Surjection iff Right Inverse/Proof 1

Theorem

A mapping $f: S \to T, S \ne \O$ is a surjection if and only if:

$\exists g: T \to S: f \circ g = I_T$

where:

$g$ is a mapping
$I_T$ is the identity mapping on $T$.

That is, if and only if $f$ has a right inverse.

Proof

Assume $\exists g: T \to S: f \circ g = I_T$.

From Identity Mapping is Surjection, $I_T$ is surjective, so $f \circ g$ is surjective.

So from Surjection if Composite is Surjection, $f$ is a surjection.
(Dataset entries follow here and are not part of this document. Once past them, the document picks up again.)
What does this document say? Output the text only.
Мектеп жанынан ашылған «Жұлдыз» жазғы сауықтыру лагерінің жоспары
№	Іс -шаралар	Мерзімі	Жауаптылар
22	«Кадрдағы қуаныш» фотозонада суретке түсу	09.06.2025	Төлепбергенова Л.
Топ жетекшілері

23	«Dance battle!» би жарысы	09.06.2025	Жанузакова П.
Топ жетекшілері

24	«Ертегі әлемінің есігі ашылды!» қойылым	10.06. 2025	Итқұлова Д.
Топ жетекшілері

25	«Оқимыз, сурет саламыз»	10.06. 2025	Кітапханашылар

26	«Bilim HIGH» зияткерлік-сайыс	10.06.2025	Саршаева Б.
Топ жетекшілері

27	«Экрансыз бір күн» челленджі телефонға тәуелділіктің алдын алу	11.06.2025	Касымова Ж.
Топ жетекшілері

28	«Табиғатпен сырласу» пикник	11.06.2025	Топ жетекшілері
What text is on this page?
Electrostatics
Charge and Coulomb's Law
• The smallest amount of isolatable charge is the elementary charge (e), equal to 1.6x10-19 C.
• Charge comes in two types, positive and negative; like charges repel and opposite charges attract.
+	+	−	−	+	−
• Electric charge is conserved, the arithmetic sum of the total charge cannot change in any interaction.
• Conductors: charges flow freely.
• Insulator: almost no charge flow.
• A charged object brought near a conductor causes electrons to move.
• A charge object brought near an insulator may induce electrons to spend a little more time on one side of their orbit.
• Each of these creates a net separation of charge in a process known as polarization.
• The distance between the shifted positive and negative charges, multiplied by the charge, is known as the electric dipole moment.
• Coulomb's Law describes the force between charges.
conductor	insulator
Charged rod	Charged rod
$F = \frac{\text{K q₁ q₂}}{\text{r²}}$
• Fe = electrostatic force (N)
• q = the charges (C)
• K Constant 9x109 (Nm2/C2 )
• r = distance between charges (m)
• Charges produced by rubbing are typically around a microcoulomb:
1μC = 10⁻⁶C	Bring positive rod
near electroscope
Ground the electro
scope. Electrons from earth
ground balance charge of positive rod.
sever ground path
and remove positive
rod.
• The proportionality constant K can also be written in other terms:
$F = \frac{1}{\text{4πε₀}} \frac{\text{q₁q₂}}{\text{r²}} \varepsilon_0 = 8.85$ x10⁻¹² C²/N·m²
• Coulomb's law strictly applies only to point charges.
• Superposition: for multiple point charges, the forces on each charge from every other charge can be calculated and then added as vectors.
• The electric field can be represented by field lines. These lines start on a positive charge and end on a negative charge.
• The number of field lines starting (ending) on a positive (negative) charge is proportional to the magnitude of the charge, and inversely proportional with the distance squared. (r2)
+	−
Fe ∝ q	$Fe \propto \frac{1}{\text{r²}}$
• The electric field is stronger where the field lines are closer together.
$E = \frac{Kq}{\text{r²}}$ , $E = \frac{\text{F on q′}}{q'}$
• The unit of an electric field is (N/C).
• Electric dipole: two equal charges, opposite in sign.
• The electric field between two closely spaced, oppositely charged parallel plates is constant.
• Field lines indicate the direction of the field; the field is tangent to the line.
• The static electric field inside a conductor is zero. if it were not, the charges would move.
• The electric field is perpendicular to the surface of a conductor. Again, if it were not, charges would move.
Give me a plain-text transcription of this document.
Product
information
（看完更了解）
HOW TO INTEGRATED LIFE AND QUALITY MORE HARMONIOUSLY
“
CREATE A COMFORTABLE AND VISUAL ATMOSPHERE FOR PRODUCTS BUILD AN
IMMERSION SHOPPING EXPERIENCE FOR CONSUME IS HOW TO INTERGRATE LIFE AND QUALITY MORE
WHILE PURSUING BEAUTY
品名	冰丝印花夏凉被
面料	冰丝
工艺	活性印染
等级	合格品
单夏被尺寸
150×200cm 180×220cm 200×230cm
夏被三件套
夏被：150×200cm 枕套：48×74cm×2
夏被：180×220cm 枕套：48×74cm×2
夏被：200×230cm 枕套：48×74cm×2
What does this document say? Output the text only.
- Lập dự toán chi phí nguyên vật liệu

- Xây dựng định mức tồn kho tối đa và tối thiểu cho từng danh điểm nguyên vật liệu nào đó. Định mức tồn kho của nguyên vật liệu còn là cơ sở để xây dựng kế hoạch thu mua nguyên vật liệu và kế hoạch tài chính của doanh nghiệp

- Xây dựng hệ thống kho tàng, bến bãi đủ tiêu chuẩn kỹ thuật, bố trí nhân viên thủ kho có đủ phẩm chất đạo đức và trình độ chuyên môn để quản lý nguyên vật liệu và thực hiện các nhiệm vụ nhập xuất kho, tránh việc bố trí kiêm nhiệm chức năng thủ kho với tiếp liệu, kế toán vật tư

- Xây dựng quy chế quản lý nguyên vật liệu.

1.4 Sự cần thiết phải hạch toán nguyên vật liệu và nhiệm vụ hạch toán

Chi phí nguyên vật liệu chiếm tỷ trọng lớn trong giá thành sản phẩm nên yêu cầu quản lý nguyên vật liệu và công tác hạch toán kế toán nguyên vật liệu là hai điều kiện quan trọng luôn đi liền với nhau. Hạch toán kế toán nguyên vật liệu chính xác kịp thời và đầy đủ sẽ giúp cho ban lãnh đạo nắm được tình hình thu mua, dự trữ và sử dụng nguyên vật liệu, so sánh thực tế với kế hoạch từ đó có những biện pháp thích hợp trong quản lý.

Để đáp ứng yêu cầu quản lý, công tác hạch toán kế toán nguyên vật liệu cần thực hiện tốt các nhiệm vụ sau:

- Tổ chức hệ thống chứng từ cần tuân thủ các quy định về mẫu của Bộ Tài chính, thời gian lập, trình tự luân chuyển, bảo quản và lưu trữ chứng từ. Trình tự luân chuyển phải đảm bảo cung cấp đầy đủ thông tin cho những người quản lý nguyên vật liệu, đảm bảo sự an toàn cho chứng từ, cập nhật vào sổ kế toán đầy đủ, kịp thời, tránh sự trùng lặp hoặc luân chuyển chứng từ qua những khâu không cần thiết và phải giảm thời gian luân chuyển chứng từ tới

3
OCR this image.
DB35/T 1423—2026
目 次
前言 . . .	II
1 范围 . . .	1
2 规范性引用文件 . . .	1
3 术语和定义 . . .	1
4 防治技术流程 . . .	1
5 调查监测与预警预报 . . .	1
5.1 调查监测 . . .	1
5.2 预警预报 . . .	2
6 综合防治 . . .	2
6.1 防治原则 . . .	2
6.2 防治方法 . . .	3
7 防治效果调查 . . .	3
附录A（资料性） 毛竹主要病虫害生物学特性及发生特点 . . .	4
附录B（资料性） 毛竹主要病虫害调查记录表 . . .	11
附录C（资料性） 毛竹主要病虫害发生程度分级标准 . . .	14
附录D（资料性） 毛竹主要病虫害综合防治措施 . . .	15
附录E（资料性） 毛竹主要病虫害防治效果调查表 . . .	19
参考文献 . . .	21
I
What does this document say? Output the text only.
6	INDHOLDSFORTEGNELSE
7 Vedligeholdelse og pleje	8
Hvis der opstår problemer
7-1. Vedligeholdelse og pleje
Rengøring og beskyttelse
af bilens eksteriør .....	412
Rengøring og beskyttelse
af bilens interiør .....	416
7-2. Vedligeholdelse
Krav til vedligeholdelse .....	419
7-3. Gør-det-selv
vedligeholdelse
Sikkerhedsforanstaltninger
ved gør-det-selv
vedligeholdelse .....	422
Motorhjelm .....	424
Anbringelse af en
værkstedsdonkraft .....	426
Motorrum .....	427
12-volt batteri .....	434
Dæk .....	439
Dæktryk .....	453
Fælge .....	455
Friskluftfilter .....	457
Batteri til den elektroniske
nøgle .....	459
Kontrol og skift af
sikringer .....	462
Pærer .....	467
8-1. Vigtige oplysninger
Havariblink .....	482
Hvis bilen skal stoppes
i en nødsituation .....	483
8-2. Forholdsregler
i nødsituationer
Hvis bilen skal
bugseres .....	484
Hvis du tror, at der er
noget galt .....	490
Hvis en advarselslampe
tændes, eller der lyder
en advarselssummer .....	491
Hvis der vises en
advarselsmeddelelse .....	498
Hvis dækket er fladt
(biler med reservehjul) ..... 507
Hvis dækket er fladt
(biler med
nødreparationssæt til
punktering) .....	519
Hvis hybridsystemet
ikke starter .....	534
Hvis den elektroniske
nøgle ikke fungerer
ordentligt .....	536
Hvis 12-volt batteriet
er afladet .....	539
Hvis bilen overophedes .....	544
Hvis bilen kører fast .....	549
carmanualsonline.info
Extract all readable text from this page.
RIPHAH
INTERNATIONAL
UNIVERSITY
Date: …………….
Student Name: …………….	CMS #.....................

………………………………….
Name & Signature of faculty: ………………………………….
Note that the existence of such a $g$ requires that $S$ is non-empty.

Now, assume $f$ is a surjection.

Consider the indexed family of non-empty sets $\set {\map {f^{-1} } y}_{y \mathop \in T}$ where $\map {f^{-1} } y$ denotes the preimage of $y$ under $f$.

Using the axiom of choice, there exists a mapping $g: T \to S$ such that $\map g y \in \set {\map {f^{-1} } y}$ for all $y \in T$.

That is, $\map {\paren {f \circ g} } y = y$, as desired.

$\blacksquare$

Axiom of Choice

This proof depends on the Axiom of Choice.

Because of some of its bewilderingly paradoxical implications, the Axiom of Choice is considered in some mathematical circles to be controversial.

Most mathematicians are convinced of its truth and insist that it should nowadays be generally accepted.

However, others consider its implications so counter-intuitive and nonsensical that they adopt the philosophical position that it cannot be true.